Uma instituição que ganhou prestígio e investimento estatal foi o Liceu de Artes e Ofícios de São Paulo, o qual conquistou fama devida à qualidade dos artífices formados por ela. Embora atuasse também na construção civil e mobiliária paulistana, o liceu exerceu sua maior influência na irradiação das práticas e metodologias de ensino da escola profissional mecânica. A grande aceitação e aplicação dessas práticas pelo Centro Ferroviário de Ensino e Seleção Profissional, em 1934, proporcionou a primeira iniciativa concreta de colaboração entre empresas privadas, empresas estatais e instituições escolares públicas para o ensino profissional. Esse tipo de estruturação veio a ser a matriz do SENAI, criado oito anos depois.

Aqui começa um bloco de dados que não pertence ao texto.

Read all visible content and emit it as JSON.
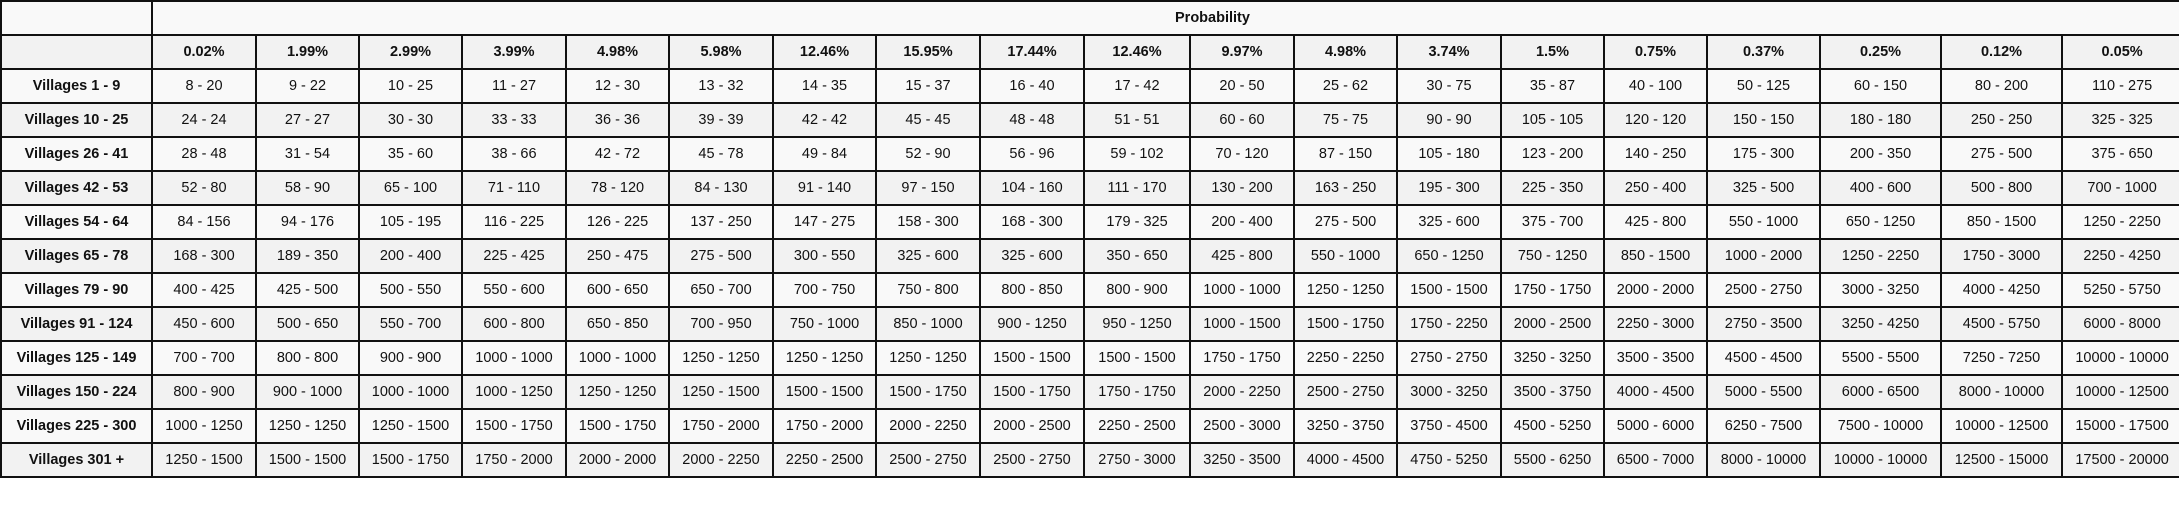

Segundo Cunha (2005), a queda do governo Vargas em 1945, as eleições para presidente e para representantes no parlamento e a promulgação da nova Constituição de 1946 não modificaram o sistema corporativista montado pelo Estado Novo, bem como as formas de interação entre o poder público e o sistema privado. A justiça do trabalho, a estrutura sindical, as comissões econômico-financeiras permanentes, compostas por representantes do governo e sindicatos patronais, estavam todas em atividade. A organização político-partidária da República

Populista (1945-1964) foi consolidada com sobreviventes oriundos do regime político anterior, de modo que o Partido Social Democrata reuniu os quadros do antigo Estado Novo, e o Partido Trabalhista Brasileiro convergiu das lideranças sindicais dos trabalhadores.

O sistema corporativista, mesmo atuando de forma persistente, tornou-se mais flexível, permanecendo o protagonismo estatal na atuação do desenvolvimento econômico, atuando como agente direto no desenvolvimento e parceiro do empresariado. Tanto que isso se observa no empenho de Vargas na siderurgia em Volta Redonda, em 1942, no plano de metas de Juscelino Kubistchek (entre 1956 e 1961) e o II Plano Nacional de Desenvolvimento Econômico (1974- 1979), de Ernesto Geisel.